Grant knew Johnston from the Mexican war (all of these gray and blue generals knew each other), so he probably should have realized that Johnston, a proud man, was burning for a success.  Johnston had recently come under criticism after his subordinates Floyd and Pillow had bungled the battle of Fort Donelson.

Johnston died bravely at Shiloh.  Grant lived on to face the newspaper reports, which described “visions of horror seared upon the eyeballs and burned indelibly on the brain.”  The Confederates had overrun the camp and bayoneted sleeping soldiers in their tents, the newspapers said.  Grant had either been absent from the battlefield most of the day, or drunk through the whole thing, or both.  He had botched his orders to his subordinates.  And so on.  (But none of these things were true.)
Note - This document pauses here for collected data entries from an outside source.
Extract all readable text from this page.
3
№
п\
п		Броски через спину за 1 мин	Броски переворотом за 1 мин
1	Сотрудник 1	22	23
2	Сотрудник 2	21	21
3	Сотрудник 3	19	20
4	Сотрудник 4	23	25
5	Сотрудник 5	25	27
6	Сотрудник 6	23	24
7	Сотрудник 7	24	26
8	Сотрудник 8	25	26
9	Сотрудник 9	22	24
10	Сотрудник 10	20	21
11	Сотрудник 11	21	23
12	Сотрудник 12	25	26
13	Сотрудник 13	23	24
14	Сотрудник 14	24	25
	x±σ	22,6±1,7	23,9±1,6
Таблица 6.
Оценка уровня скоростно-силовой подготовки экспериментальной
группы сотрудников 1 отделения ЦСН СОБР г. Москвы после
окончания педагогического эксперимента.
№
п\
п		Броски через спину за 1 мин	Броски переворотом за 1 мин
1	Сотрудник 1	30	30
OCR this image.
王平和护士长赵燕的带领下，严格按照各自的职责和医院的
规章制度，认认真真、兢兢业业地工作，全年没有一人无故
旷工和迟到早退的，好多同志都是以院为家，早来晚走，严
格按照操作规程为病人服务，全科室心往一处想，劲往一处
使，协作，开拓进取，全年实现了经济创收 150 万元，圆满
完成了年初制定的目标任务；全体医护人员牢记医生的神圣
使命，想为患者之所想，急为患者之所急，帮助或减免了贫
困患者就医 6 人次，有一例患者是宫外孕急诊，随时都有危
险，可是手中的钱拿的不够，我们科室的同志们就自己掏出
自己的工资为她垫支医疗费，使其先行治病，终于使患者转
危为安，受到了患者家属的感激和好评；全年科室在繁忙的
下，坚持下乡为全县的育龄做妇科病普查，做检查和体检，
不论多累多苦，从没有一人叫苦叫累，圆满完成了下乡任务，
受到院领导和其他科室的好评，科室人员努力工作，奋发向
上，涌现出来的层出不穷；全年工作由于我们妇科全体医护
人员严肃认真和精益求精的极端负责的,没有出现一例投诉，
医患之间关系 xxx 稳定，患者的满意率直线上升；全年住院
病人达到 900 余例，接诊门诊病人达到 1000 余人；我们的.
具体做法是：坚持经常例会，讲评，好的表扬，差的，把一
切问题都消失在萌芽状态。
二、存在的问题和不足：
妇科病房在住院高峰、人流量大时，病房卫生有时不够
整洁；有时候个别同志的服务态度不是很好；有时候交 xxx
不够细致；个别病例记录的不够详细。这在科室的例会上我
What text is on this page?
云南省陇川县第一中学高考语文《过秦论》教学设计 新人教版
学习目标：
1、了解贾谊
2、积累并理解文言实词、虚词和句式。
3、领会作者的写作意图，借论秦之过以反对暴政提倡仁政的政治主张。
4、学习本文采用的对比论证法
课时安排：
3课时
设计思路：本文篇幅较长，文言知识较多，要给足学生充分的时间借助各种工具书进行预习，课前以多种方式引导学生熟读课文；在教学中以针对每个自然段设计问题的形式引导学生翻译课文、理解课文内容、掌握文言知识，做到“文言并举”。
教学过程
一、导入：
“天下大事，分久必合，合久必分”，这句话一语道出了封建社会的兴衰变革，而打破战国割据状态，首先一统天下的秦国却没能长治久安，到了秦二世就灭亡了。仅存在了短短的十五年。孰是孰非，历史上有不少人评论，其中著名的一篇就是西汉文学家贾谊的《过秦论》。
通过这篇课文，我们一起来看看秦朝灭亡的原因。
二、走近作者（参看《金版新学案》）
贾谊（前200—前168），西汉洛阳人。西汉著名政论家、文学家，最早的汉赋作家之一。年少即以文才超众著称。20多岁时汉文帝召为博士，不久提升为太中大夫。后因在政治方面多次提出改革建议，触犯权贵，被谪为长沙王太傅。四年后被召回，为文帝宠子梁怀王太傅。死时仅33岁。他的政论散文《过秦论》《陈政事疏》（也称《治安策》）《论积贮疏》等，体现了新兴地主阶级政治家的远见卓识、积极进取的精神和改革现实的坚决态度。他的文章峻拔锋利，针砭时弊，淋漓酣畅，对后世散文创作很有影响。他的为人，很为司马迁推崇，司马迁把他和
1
Throughout the long hours Grant had been moving incessantly among the cardinal points of the battlefield to talk with his division commanders.  Those points had names that have taken on an allegorical flavor.  The Peach Orchard, the Hornet’s Nest, the Sunken Road, Owl Creek.  (Peach blossoms drenched in poison… the youth treads on the nest… the road sinks down and down… the owl flees the dark woods.)  He had spent the night of April 6 under a tree in a drenching rainstorm.  When he went to seek shelter in a small log cabin, he found that it was being used for performing amputations, and he decided he liked his rainy tree better.  The next day, with Buell’s reinforcements, he and his troops once again fought desperately and finally pushed the Confederates back.

The robins chirping… the trees full of music… if only that moment could come back, but it was a cracked bird’s egg that could never be reassembled…

* Quoted in Voices of the Civil War by Richard Wheeler (Meridian, 1990).  **In Bread Without Sugar (W.W. Norton, 1992).

This post is one of an occasional series about Ulysses S. Grant.